Considerando el peso de mi enorme valija –nunca pude viajar ligera, y a esta altura ya estoy resignada–, llamé a un taxi. Hassen, tunecino de inglés vacilante, enseguida confirmó que conocía la Folgaría y, por un precio razonable, negociamos el viaje de casi 20 kilómetros. Cuando el taxi empezó a zigzaguear por el camino de cornisa, busqué un ancla en la memoria. Nada anticipaba un pueblo colgado en la montaña y, mucho menos, un recorrido al borde permanente del abismo. Sólo cuando apareció un enorme cartel con el nombre de “Folgaría” recobré el ánimo. Bajé tambaleante del auto y, como había visto hacer a mi padre después de una turbulenta travesía marítima, toqué con devoción el suelo. Una inconcebible alegría se apoderó de mi cuerpo y también de eso que llaman alma. Ante el atónito taxista, miré al cielo y exclamé: “Ya llegué, papá”.

Un fulgor inesperado

El nombre Folgaría viene de “fulgor” o relámpago, lo que resulta del todo evidente en el momento en que llego al pueblo, localizado 1.168 metros por encima del nivel del mar, en el altiplano del Monte Cornetto. Los truenos bajan de la montaña hacia el valle con un vozarrón que asusta. Los relámpagos iluminan el cielo plomizo, mientras unos gotones comienzan a caer sobre el asfalto que tapiza la calle principal. La vía Roma es una cinta angosta y repleta de carteles indicadores, como si fuera posible perderse en diez cuadras.

En dialecto tedesco, Folgaría también podría derivar de villgrait o vielgereuth, algo así como “lugar de los helechos”. Fulgarida, Fulgaria, Folgaria, Folgheria, Folgreit: los nombres de la comarca se asientan de distinto modo desde el siglo XII, pero todos remiten a lo mismo: una comunidad que se reclama independiente de todos los poderes (esto es, de Venecia “la Serenissima”, del Reino de Italia, del duque de Trento, del Señor del cercano castillo Beseno o del emperador de Austria). La primera mención a la Folgaría data del 1196, pero los historiadores suponen que la organización de la aldea montañosa comenzó en el siglo IX. Hoy, las calles de la Magnífica Comunidad de Folgaría llevan nombres de héroes antifascistas y personajes “irredentos”. La libertad y la independencia son, sin duda, las dos bases que conforman el ADN folgaretano.

La segunda mitad del siglo XIX fue despiadada con los pueblos del Trentino que se ubicaban en las faldas de los Alpes.
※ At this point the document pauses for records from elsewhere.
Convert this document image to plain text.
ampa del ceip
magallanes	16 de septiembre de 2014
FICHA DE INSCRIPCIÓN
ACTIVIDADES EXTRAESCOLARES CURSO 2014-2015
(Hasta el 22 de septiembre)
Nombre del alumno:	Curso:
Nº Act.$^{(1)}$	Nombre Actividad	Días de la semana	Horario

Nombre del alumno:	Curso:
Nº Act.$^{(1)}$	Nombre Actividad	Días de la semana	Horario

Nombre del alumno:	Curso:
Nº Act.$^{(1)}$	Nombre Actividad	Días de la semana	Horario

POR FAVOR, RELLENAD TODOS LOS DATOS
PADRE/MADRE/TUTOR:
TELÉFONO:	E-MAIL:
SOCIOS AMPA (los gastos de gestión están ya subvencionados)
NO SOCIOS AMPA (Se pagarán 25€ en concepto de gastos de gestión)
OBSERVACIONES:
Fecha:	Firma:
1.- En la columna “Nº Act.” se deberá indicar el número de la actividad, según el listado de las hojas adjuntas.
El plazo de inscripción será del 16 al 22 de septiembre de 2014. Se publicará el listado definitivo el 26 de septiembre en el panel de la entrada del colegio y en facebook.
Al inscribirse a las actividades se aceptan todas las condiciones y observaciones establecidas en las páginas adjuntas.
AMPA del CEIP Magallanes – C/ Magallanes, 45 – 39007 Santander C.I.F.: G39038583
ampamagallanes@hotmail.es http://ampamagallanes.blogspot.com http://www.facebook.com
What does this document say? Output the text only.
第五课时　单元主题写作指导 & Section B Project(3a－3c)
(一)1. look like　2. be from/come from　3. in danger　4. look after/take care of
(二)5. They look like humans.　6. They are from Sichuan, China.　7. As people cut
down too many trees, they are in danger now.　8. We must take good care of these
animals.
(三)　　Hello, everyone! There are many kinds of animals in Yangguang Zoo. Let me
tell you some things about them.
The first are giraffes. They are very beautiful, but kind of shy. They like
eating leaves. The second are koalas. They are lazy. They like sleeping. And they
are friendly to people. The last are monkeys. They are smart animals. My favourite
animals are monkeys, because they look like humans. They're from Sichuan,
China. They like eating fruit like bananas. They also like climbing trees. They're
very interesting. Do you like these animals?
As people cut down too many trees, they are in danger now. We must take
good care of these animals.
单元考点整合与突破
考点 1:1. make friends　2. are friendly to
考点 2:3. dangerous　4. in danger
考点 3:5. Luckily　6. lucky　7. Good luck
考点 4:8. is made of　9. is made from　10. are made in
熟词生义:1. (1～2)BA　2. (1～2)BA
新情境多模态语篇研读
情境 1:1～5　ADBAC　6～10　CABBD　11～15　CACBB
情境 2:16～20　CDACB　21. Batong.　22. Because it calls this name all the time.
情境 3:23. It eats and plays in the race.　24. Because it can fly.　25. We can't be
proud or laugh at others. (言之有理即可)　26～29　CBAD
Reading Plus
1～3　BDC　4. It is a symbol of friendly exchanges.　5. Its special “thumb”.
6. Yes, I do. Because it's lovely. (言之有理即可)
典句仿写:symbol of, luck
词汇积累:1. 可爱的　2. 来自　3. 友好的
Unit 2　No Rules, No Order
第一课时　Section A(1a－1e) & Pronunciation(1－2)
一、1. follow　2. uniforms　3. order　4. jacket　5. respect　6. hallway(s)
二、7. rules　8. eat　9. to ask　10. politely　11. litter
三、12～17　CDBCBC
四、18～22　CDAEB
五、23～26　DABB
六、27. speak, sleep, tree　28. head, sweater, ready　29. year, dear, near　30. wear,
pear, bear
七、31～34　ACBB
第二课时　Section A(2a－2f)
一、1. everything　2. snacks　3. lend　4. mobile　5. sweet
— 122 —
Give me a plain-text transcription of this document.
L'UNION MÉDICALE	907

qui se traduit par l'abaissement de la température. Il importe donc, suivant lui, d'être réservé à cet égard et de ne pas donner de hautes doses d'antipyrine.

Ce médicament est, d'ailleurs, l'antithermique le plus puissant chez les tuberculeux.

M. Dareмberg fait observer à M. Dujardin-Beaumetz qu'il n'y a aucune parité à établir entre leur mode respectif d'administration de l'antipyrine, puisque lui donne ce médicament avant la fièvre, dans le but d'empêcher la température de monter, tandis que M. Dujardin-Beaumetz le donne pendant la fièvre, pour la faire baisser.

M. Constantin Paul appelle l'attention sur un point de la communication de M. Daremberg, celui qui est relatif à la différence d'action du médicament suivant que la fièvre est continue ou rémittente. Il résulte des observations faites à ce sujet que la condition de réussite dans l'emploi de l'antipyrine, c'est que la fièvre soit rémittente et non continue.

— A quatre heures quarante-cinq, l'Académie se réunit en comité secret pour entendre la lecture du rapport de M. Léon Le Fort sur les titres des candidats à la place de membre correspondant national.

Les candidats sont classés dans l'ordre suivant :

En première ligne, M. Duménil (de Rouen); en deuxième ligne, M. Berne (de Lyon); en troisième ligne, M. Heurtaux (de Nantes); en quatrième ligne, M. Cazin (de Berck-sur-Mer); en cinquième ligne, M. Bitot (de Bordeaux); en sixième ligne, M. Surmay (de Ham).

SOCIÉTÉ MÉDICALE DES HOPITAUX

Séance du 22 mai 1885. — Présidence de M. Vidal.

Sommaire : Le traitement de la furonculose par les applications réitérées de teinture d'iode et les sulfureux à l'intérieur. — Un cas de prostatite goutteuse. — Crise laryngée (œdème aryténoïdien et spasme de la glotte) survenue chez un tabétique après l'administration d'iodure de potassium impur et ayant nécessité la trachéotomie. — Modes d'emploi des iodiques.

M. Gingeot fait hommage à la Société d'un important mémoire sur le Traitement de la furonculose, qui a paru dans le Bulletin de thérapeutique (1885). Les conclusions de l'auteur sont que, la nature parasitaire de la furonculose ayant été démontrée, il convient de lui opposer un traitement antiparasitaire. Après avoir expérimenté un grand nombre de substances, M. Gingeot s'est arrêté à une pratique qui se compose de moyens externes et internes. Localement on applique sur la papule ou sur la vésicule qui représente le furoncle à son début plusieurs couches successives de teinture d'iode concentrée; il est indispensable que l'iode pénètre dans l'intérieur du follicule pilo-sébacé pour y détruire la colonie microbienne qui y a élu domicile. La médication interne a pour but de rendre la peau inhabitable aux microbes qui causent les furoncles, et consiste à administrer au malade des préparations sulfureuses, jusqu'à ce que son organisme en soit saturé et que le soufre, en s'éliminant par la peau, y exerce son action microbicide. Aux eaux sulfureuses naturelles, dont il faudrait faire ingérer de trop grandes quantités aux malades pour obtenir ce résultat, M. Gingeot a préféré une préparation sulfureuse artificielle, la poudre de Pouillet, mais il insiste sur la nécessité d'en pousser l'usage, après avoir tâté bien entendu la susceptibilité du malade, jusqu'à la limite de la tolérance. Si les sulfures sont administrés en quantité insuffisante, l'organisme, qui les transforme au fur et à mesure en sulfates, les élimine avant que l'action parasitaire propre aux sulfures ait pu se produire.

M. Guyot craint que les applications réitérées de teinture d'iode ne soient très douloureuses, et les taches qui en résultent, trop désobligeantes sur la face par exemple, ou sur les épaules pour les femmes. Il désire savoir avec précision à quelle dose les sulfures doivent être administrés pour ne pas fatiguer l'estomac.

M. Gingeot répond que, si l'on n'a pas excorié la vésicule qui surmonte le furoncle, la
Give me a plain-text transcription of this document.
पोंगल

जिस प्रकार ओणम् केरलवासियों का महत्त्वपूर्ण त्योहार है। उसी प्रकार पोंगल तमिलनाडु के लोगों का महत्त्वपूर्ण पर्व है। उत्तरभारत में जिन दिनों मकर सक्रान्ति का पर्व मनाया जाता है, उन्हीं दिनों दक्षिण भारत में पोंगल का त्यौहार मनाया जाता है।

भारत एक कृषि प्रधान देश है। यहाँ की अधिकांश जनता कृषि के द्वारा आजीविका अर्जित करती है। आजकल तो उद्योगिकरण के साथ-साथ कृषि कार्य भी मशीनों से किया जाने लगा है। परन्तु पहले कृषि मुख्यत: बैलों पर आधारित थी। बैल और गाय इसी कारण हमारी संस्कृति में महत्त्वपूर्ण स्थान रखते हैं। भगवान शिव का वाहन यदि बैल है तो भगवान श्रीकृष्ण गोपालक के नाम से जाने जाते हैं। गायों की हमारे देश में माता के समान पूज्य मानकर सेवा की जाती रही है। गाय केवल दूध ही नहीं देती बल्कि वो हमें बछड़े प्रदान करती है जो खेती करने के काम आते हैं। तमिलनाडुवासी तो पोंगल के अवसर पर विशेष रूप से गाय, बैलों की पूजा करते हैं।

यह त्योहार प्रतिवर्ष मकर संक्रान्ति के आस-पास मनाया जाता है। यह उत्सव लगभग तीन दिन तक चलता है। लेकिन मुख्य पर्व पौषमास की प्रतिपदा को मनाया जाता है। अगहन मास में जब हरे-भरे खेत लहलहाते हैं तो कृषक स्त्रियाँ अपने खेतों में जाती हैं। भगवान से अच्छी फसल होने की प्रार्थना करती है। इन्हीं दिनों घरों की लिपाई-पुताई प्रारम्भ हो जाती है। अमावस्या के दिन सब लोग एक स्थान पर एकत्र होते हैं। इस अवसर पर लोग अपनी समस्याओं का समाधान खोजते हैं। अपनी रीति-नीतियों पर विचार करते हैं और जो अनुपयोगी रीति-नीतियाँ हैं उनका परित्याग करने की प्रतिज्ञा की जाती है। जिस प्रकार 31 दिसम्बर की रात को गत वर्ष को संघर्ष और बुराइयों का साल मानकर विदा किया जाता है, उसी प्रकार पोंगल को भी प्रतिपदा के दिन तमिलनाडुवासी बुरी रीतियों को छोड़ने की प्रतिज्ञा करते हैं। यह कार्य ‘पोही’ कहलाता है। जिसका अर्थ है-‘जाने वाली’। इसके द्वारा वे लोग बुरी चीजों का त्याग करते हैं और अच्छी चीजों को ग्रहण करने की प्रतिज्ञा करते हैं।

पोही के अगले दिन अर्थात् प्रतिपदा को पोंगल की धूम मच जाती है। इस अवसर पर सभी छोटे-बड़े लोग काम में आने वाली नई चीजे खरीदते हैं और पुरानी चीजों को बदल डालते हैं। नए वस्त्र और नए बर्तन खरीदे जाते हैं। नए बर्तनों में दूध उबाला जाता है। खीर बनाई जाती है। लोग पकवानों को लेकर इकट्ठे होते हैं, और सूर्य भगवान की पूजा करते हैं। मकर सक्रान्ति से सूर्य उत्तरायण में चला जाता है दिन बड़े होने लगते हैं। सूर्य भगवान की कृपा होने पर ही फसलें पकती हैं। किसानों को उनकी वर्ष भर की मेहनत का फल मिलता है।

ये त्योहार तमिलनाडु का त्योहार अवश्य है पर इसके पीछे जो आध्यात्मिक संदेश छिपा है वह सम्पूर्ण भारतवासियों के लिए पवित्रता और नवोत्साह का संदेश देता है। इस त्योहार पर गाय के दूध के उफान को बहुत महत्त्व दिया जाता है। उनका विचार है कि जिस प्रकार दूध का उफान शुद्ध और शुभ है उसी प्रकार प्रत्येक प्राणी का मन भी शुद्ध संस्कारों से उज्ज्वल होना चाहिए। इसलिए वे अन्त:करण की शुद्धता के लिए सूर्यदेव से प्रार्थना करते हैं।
Aluviones, epidemias (viruela, cólera, pelagra) y desnutrición provocaron una creciente emigración de las aldeas montañosas. Desde 1870, alrededor de 25.000 trentinos partieron a América. Unos 20.000 se afincaron en el sur de Brasil y hoy constituyen una pujante comunidad tirolesa. Para 1890, entre 5.000 y 8.000 trentinos se habían instalado en la Argentina. ¿Estaría entre ellos mi bisabuelo? Observo la montaña boscosa de la Folgaría y no logro imaginar cómo pudo haber sobrevivido a la travesía transoceánica. Cuánta hambre, el bisabuelo.

Con 72 kilómetros cuadrados y 1.500 habitantes permanentes (3.169 personas, si se cuentan las que viven en los alrededores), Folgaría es un pueblo pequeño que no tiene nada que envidiarle a las aldeas de Heidi y La novicia rebelde. Casas pintadas en distintos colores, flores en todos los balcones, silencio sólo interrumpido por los turistas que esquían en invierno y hacen trekking en verano, cultivos en terraza y una vista del verde valle que quita el aliento y deja a las nubes por debajo de los pies.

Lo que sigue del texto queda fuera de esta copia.